Gleichzeitig fordern immer mehr deutsche Politiker Maßnahmen gegen die Ukraine wegen des Umgangs mit Timoschenko: Der Vorsitzende des Innenausschusses im Bundestag, Wolfgang Bosbach (CDU), sagte, Europa müsse dem Regime in der Ukraine jetzt entschlossen entgegentreten. Der CSU-Innenexperte Hans-Peter Uhl forderte nach der Absage des Ukraine-Besuchs von Bundespräsident Joachim Gauck weitere Gesten der Missbilligung durch deutsche Regierungsvertreter. Der SPD-Vorsitzende Sigmar Gabriel fordert alle Politiker zum Boykott der Spiele der Fußball-Europameisterschaft in der Ukraine auf. "Politiker müssen aufpassen, dass sie nicht zu Claqueuren des Regimes werden", warnte SPD-Chef Gabriel in der Zeitung "Bild am Sonntag". In den Fußballstadien säße man womöglich neben Gefängnisdirektoren und Geheimpolizisten. Gabriel sieht wegen der politischen Verhältnisse in der Ukraine das Assoziierungsabkommen mit der EU in Gefahr: "Solange in der Ukraine Menschen aus politischen Gründen in Haft gehalten und misshandelt werden, kann es keinen normalen Umgang mit dem Land geben. Unter diesen Umständen kann auch das Assoziierungsabkommen mit der EU nicht ratifiziert werden."

Der Unionsaußenexperte Philipp Mißfelder verknüpfe den Wunsch der Ukraine nach Annäherung an die EU mit dem Schicksal der Oppositionspolitikerin. "Der Umgang mit Frau Timoschenko wird Konsequenzen haben für den Umgang der EU mit Visa-Erleichterungen für Ukrainer", sagte der CDU-Politiker. "Mit ihrem Vorgehen entfernt sich die Ukraine derzeit immer weiter von Europa."

Auch der Präsident des Europäischen Parlaments, Martin Schulz (SPD), sieht angesichts dieses Konflikts das Wirtschaftsabkommen zwischen der EU und der Ukraine gefährdet. "Wenn die ukrainische Regierung das Problem nicht schnellstens löst, gefährdet das das Abkommen mit der EU über wirtschaftliche und politische Zusammenarbeit. Die EU ist eine Werte- und Rechtsgemeinschaft und erwartet von Ländern, mit denen wir solche Assoziierungsabkommen schließen, dass sie sich an diese Werte halten", sagte Schulz.

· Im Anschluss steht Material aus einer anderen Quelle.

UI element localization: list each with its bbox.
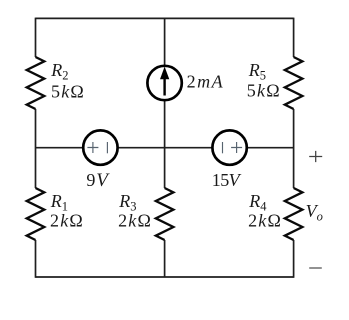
wire center vertical middle (current source to R3) (164, 101, 166, 189)
resistor R1 (27, 188, 45, 240)
wire left edge upper stub (35, 18, 37, 57)
wire left edge lower stub (35, 240, 37, 278)
wire top edge (36, 17, 294, 19)
wire right edge upper stub (293, 18, 295, 57)
svg-text:2kΩ: 2kΩ (118, 210, 152, 230)
svg-text:9V: 9V (86, 170, 110, 191)
svg-text:2kΩ: 2kΩ (248, 210, 282, 230)
voltage source V2 15V circle (212, 130, 246, 164)
wire right edge lower stub (293, 240, 295, 278)
wire left edge middle segment (35, 109, 37, 188)
wire middle horizontal left (left edge to 9V source) (36, 147, 83, 149)
resistor R4 (285, 188, 303, 240)
resistor R3 (156, 188, 174, 240)
voltage source V1 9V circle (83, 130, 117, 164)
voltage source V2 plus symbol (231, 142, 242, 153)
resistor R2 (27, 57, 45, 109)
current source I1 circle (147, 66, 181, 100)
wire center vertical upper (top edge to current source) (164, 18, 166, 65)
voltage source V1 minus bar (106, 142, 108, 153)
voltage source V1 plus symbol (87, 142, 98, 153)
wire right edge middle segment (293, 109, 295, 188)
wire center vertical lower (R3 to bottom edge) (164, 240, 166, 277)
svg-text:15V: 15V (212, 170, 242, 190)
wire middle horizontal right (15V source to right edge) (248, 147, 294, 149)
wire middle horizontal center (9V source to 15V source) (118, 147, 212, 149)
output minus terminal sign (309, 267, 322, 269)
voltage source V2 minus bar (222, 142, 224, 153)
svg-text:2kΩ: 2kΩ (50, 210, 84, 230)
svg-text:R5: R5 (248, 60, 266, 82)
svg-text:5kΩ: 5kΩ (247, 81, 281, 101)
svg-text:R2: R2 (50, 60, 68, 82)
current source I1 arrow (163, 78, 165, 96)
svg-text:Vo: Vo (306, 201, 323, 223)
output plus terminal sign (309, 151, 322, 162)
resistor R5 (285, 57, 303, 109)
svg-text:5kΩ: 5kΩ (51, 81, 85, 101)
wire bottom edge (36, 276, 294, 278)
svg-text:2mA: 2mA (187, 71, 225, 91)
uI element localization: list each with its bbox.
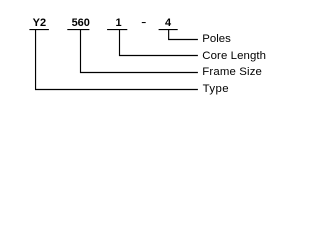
svg-text:560: 560 [72, 17, 90, 29]
svg-text:Type: Type [203, 83, 230, 95]
wire from 4 down and right to Poles [169, 30, 198, 40]
wire from 560 down and right to Frame Size [81, 30, 198, 73]
underline under Y2 [29, 29, 49, 31]
hyphen separator [142, 22, 146, 24]
svg-text:4: 4 [165, 17, 172, 29]
wire from Y2 down and right to Type [36, 30, 198, 90]
underline under 1 [107, 29, 127, 31]
wire from 1 down and right to Core Length [120, 30, 198, 56]
svg-text:Core Length: Core Length [202, 50, 266, 62]
svg-text:Frame Size: Frame Size [202, 66, 262, 78]
underline under 560 [67, 29, 89, 31]
svg-text:Y2: Y2 [33, 17, 46, 29]
svg-text:1: 1 [116, 17, 122, 29]
underline under 4 [159, 29, 178, 31]
svg-text:Poles: Poles [202, 33, 231, 45]
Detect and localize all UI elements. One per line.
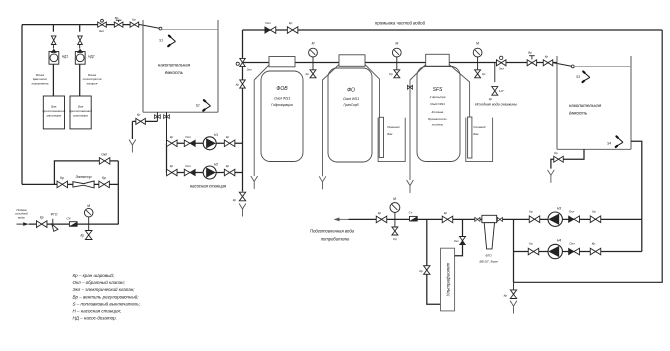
- wire filter header y62.5: [243, 62, 558, 64]
- svg-text:SFS: SFS: [433, 87, 443, 93]
- tank2 inlet drop: [553, 63, 574, 68]
- wire flush return right: [514, 30, 663, 282]
- valve Kr ejector right: [99, 176, 110, 188]
- svg-text:натрия: натрия: [87, 82, 98, 86]
- svg-text:Окл: Окл: [185, 164, 191, 168]
- svg-text:М: М: [393, 197, 396, 201]
- valve Kr H3 right: [590, 209, 601, 222]
- float switch S1: [159, 36, 175, 47]
- drain funnel tank1: [129, 140, 136, 153]
- svg-text:Кр: Кр: [132, 17, 136, 21]
- svg-text:Кр: Кр: [40, 216, 44, 220]
- legend: [73, 272, 141, 321]
- gauge M SFS: [473, 42, 482, 71]
- gauge M FOV: [309, 42, 318, 71]
- svg-text:Кр: Кр: [482, 72, 486, 76]
- valve Ekl dosing header: [98, 19, 107, 33]
- wire H2 line: [167, 172, 243, 174]
- wire SFS drain: [410, 65, 426, 181]
- svg-text:Кр: Кр: [529, 242, 533, 246]
- svg-text:Сч: Сч: [67, 217, 71, 221]
- valve Kr under gauge main: [392, 219, 398, 240]
- svg-text:Кр: Кр: [529, 209, 533, 213]
- svg-text:воды: воды: [18, 215, 26, 219]
- svg-text:приготовления: приготовления: [43, 109, 66, 113]
- svg-text:ФО: ФО: [347, 88, 355, 94]
- valve Okl ejector bypass: [99, 153, 110, 165]
- label: промывка чистой водой: [375, 21, 426, 26]
- wire riser x513: [513, 219, 515, 282]
- svg-text:Кр: Кр: [236, 83, 240, 87]
- label: накопительная ёмкость T1: [158, 63, 191, 76]
- check valve Okl H1: [184, 135, 195, 147]
- check valve Okl UV: [454, 237, 466, 245]
- svg-text:ФТО: ФТО: [485, 254, 492, 258]
- svg-text:Исходная вода скважины: Исходная вода скважины: [475, 102, 517, 106]
- svg-text:Сч: Сч: [409, 210, 413, 214]
- storage tank T1: [143, 20, 218, 112]
- wire flush line y30: [243, 29, 663, 31]
- svg-text:S4: S4: [607, 141, 611, 145]
- valve Kr drain under gauge M1: [80, 224, 92, 239]
- svg-text:Ультрафиолет: Ультрафиолет: [445, 262, 450, 296]
- svg-text:Вр – вентиль регулировочный;: Вр – вентиль регулировочный;: [73, 293, 140, 299]
- valve Kr FO sample: [389, 70, 400, 78]
- valve Kr H4 right: [590, 242, 601, 255]
- svg-text:Окл: Окл: [569, 209, 575, 213]
- storage tank T2: [557, 56, 631, 149]
- svg-text:накопительная: накопительная: [158, 63, 191, 68]
- wire H3 line: [514, 218, 642, 220]
- svg-text:Н – насосная станция;: Н – насосная станция;: [73, 309, 122, 314]
- valve Kr dosing header: [130, 17, 139, 27]
- svg-text:Н1: Н1: [214, 133, 218, 137]
- wire pump suction manifold: [166, 143, 168, 172]
- svg-text:Экл: Экл: [499, 66, 504, 70]
- gauge M1 raw line: [84, 204, 93, 224]
- check valve Okl H4: [569, 242, 580, 255]
- svg-text:насосная станция: насосная станция: [190, 184, 227, 189]
- svg-text:Кр: Кр: [378, 211, 382, 215]
- wire tank1 drain: [132, 121, 157, 139]
- svg-text:Окл: Окл: [569, 242, 575, 246]
- label: накопительная ёмкость T2: [569, 103, 602, 115]
- node raw-water-inlet arrow: [17, 222, 29, 226]
- cartridge filter FTO: [482, 215, 497, 249]
- node outlet arrow: [334, 218, 349, 222]
- svg-text:2 фильтра: 2 фильтра: [429, 95, 446, 99]
- wire tank2 outlet: [631, 141, 642, 251]
- drain funnel SFS: [407, 180, 414, 193]
- label: Бочка гипохлорита натрия: [83, 73, 102, 86]
- brine tank: [466, 117, 493, 162]
- svg-text:Кр: Кр: [137, 112, 141, 116]
- svg-text:Кр: Кр: [226, 135, 230, 139]
- svg-text:НД2: НД2: [88, 55, 95, 59]
- gauge M FO: [392, 42, 401, 71]
- svg-text:Кр: Кр: [60, 176, 64, 180]
- label: SFS 2 фильтра: [428, 87, 448, 126]
- UV unit: [441, 248, 455, 311]
- drain funnel pump riser: [239, 204, 246, 217]
- valve Kr H2 suction: [167, 164, 178, 176]
- float switch S3: [576, 72, 590, 83]
- valve Kr main1: [376, 211, 387, 223]
- svg-text:Кр: Кр: [233, 198, 237, 202]
- wire SFS brine feed: [449, 65, 469, 118]
- svg-text:1/2": 1/2": [499, 89, 505, 93]
- svg-text:Н2: Н2: [214, 162, 218, 166]
- svg-text:ВВ-20", 5мкм: ВВ-20", 5мкм: [479, 260, 497, 264]
- svg-text:Эжектор: Эжектор: [75, 175, 91, 179]
- wire tank2 drain: [551, 149, 584, 168]
- svg-text:S1: S1: [159, 39, 163, 43]
- drain funnel FO: [319, 176, 326, 189]
- svg-text:титель: титель: [432, 122, 444, 126]
- svg-text:Экл: Экл: [247, 68, 252, 72]
- svg-text:Кр – кран шаровый;: Кр – кран шаровый;: [73, 272, 115, 278]
- label: ФОВ Clack WS1: [271, 86, 293, 107]
- valve Kr main2: [442, 211, 453, 223]
- label: Солевой Бак: [473, 125, 485, 136]
- solution tank 1: [43, 96, 66, 129]
- valve Vr dosing header: [114, 16, 123, 27]
- valve Kr tank2 drain: [554, 151, 564, 162]
- svg-text:М: М: [476, 42, 479, 46]
- dosing pump ND2: [75, 49, 94, 64]
- label: насосная станция: [190, 184, 227, 189]
- svg-text:Окл: Окл: [101, 153, 107, 157]
- svg-text:Н3: Н3: [557, 206, 561, 210]
- valve tank1 left outlet: [155, 112, 161, 121]
- svg-text:ёмкость: ёмкость: [165, 70, 184, 75]
- svg-text:Кр: Кр: [305, 72, 309, 76]
- svg-text:Бак: Бак: [78, 105, 84, 109]
- svg-text:ФГО: ФГО: [51, 212, 58, 216]
- pump H4: [548, 239, 562, 259]
- wire raw-water line: [29, 223, 119, 225]
- svg-text:Кр: Кр: [80, 233, 84, 237]
- valve Kr H1 suction: [167, 135, 178, 147]
- check valve Okl H3: [569, 209, 580, 222]
- label: ФО Clack WS1: [343, 88, 359, 108]
- label: Подача исходной воды: [15, 208, 28, 220]
- svg-text:НД1: НД1: [62, 55, 69, 59]
- valve Kr UV inlet: [419, 266, 430, 275]
- svg-text:Экл: Экл: [99, 29, 104, 33]
- valve ND1 injection: [51, 36, 56, 49]
- svg-text:М: М: [395, 42, 398, 46]
- svg-text:Реагент: Реагент: [387, 125, 400, 129]
- svg-text:Вр: Вр: [528, 51, 532, 55]
- svg-text:Окл: Окл: [454, 239, 459, 243]
- wire ND2 suction: [79, 64, 81, 96]
- svg-text:Н4: Н4: [557, 239, 561, 243]
- strainer FGO: [51, 212, 58, 231]
- valve Kr riser drain: [233, 192, 246, 202]
- valve Kr FOV sample: [305, 70, 316, 78]
- svg-text:Колонна: Колонна: [432, 110, 444, 114]
- svg-text:раствора: раствора: [46, 114, 62, 118]
- svg-text:М: М: [87, 204, 90, 208]
- valve Kr riser: [236, 80, 246, 88]
- pump H3: [548, 206, 562, 226]
- svg-text:Кр: Кр: [419, 269, 423, 273]
- svg-text:потребителю: потребителю: [321, 236, 350, 241]
- wire ND1 branch: [52, 25, 54, 32]
- valve tank1 right outlet: [164, 112, 170, 143]
- svg-text:Кр: Кр: [444, 211, 448, 215]
- pump H1: [203, 133, 218, 150]
- svg-text:накопительная: накопительная: [569, 103, 602, 108]
- wire FOV drain: [254, 65, 269, 176]
- svg-text:Бак: Бак: [51, 105, 57, 109]
- svg-text:ёмкость: ёмкость: [569, 110, 588, 115]
- water meter Sch2: [409, 210, 418, 221]
- union FTO right: [497, 217, 502, 221]
- filter vessel FO: [328, 55, 372, 162]
- svg-text:Clack WS1: Clack WS1: [274, 97, 290, 101]
- valve Kr H4 left: [528, 242, 539, 255]
- valve Kr ejector left: [57, 176, 68, 188]
- water meter Sch1: [67, 217, 78, 227]
- svg-text:М: М: [312, 42, 315, 46]
- wire discharge riser: [242, 30, 244, 192]
- filter vessel SFS: [417, 54, 460, 161]
- solution tank 2: [69, 96, 92, 129]
- svg-text:Вр: Вр: [115, 16, 119, 20]
- gauge M main: [390, 197, 400, 220]
- svg-text:Подготовленная вода: Подготовленная вода: [310, 228, 355, 233]
- drain funnel FOV: [251, 176, 258, 189]
- svg-text:S – поплавковый выключатель;: S – поплавковый выключатель;: [73, 300, 141, 306]
- svg-text:Органопогло-: Органопогло-: [428, 117, 448, 121]
- svg-text:Кр: Кр: [102, 176, 106, 180]
- svg-text:Кр: Кр: [554, 151, 558, 155]
- svg-text:Экл – электрический клапан;: Экл – электрический клапан;: [73, 286, 136, 292]
- wire UV outlet: [455, 219, 463, 255]
- svg-text:Гидроаэрация: Гидроаэрация: [271, 103, 293, 107]
- wire left riser x22: [21, 25, 23, 185]
- svg-text:Окл: Окл: [185, 135, 191, 139]
- svg-text:коагулянта: коагулянта: [32, 82, 49, 86]
- valve Kr H2 discharge: [224, 164, 235, 176]
- wire FO drain: [323, 65, 340, 177]
- check valve Okl H2: [184, 164, 195, 176]
- valve Kr to tank2: [543, 55, 553, 66]
- float switch S2: [196, 100, 211, 111]
- valve Kr H1 discharge: [224, 135, 235, 147]
- svg-text:Кр: Кр: [504, 294, 508, 298]
- svg-text:Бак: Бак: [473, 132, 479, 136]
- svg-text:Кр: Кр: [289, 21, 293, 25]
- svg-text:ГранСорб: ГранСорб: [343, 103, 358, 107]
- svg-text:НД – насос-дозатор.: НД – насос-дозатор.: [73, 316, 117, 321]
- svg-text:Окл: Окл: [265, 21, 271, 25]
- filter vessel FOV: [261, 57, 303, 162]
- sampling branch 1/2: [489, 63, 505, 101]
- valve Kr H3 left: [529, 209, 540, 222]
- svg-text:Кр: Кр: [170, 164, 174, 168]
- float switch S4: [607, 136, 623, 147]
- svg-text:приготовления: приготовления: [69, 109, 92, 113]
- svg-text:Кр: Кр: [170, 135, 174, 139]
- svg-text:Кр: Кр: [592, 209, 596, 213]
- svg-text:Кр: Кр: [592, 242, 596, 246]
- svg-text:Кр: Кр: [545, 55, 549, 59]
- svg-text:S3: S3: [576, 75, 580, 79]
- label: ФТО BB-20 5мкм: [479, 254, 497, 264]
- union FTO left: [475, 217, 480, 221]
- valve Kr SFS sample: [475, 70, 486, 78]
- svg-text:Кр: Кр: [226, 164, 230, 168]
- valve Kr1 raw inlet: [36, 216, 47, 228]
- drain funnel bottom: [510, 301, 517, 314]
- wire ejector bypass: [54, 161, 118, 185]
- valve Vr to tank2: [527, 51, 537, 66]
- pump H2: [203, 162, 218, 179]
- svg-text:Бак: Бак: [387, 132, 393, 136]
- label: Реагент Бак: [387, 125, 400, 136]
- tank1 inlet drop: [140, 25, 162, 30]
- svg-text:ФОВ: ФОВ: [276, 86, 288, 92]
- wire ND1 suction: [52, 64, 54, 96]
- union SFS drain: [407, 85, 412, 89]
- dosing pump ND1: [49, 49, 68, 64]
- wire H4 line: [514, 251, 642, 253]
- reagent tank: [378, 117, 405, 161]
- svg-text:промывка чистой водой: промывка чистой водой: [375, 21, 426, 26]
- wire loop right riser x118: [117, 161, 119, 224]
- svg-text:Кр: Кр: [489, 97, 493, 101]
- svg-text:Clack WS1: Clack WS1: [343, 97, 359, 101]
- valve ND2 injection: [78, 36, 83, 49]
- wire ejector line y184: [22, 183, 119, 185]
- valve Kr flush: [287, 21, 298, 34]
- check valve Okl flush: [265, 21, 276, 34]
- valve Kr bottom drain: [504, 282, 517, 298]
- label: Исходная вода скважины: [475, 102, 517, 106]
- svg-text:Кр: Кр: [389, 72, 393, 76]
- svg-text:Окл – обратный клапан;: Окл – обратный клапан;: [73, 279, 126, 285]
- wire dosing header y24.6: [22, 24, 140, 26]
- valve Kr tank1 drain: [136, 112, 146, 124]
- svg-text:раствора: раствора: [72, 114, 88, 118]
- valve Ekl filter inlet: [236, 58, 252, 71]
- wire UV inlet: [427, 219, 441, 304]
- ejector: [73, 175, 94, 188]
- label: Бочка Цветного коагулянта: [32, 73, 49, 86]
- svg-text:Солевой: Солевой: [473, 125, 485, 129]
- svg-text:Clack WS1: Clack WS1: [430, 102, 445, 106]
- drain funnel tank2: [548, 170, 555, 183]
- label: Подготовленная вода потребителю: [310, 228, 355, 241]
- valve Ekl to tank2: [496, 56, 506, 70]
- svg-text:S2: S2: [196, 104, 200, 108]
- svg-text:Кр: Кр: [393, 237, 397, 241]
- wire ND2 branch: [79, 25, 81, 32]
- wire H1 line: [167, 142, 243, 144]
- wire main line y219: [349, 218, 514, 220]
- wire FO reagent feed: [365, 65, 380, 118]
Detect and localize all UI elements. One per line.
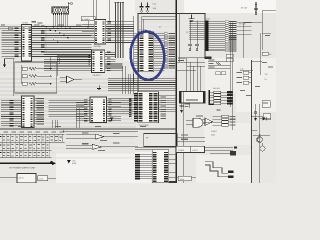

Eugenia Timoschenko lobt internationalen Druck auf Kiew

Nach Überzeugung von Eugenia Timoschenko wäre ihre Mutter ohne den internationalen Druck auf die Regierung in Kiew bereits tot. "Ich bin sicher, wenn der Druck aus Europa nicht wäre, wäre meine Mutter heute nicht mehr am Leben". Die Absage der Reise Gaucks in die Ukraine nannte Timoschenko "ein sehr starkes Signal der Unterstützung und Solidarität". Sie appellierte an andere europäische Spitzenpolitiker, es dem Bundespräsidenten gleich zu tun: Kein europäischer Staatsmann mit Selbstrespekt könne sich neben den ukrainischen Präsidenten Viktor Janukowitsch stellen. "Er sollte boykottiert werden."? Eugenia Timoschenko sprach sich zugleich aber gegen eine Absage der Fußball-Europameisterschaft in der Ukraine aus.

Besorgt zeigte sich Timoschenko über den Gesundheitszustand ihrer inhaftierten Mutter. "Sie trinkt nur Wasser. Ihre Rückenschmerzen sind sehr viel schlimmer geworden, seitdem sie gegen ihren Willen mit Gewalt ins Krankenhaus gebracht wurde. Sie ist sehr schwach."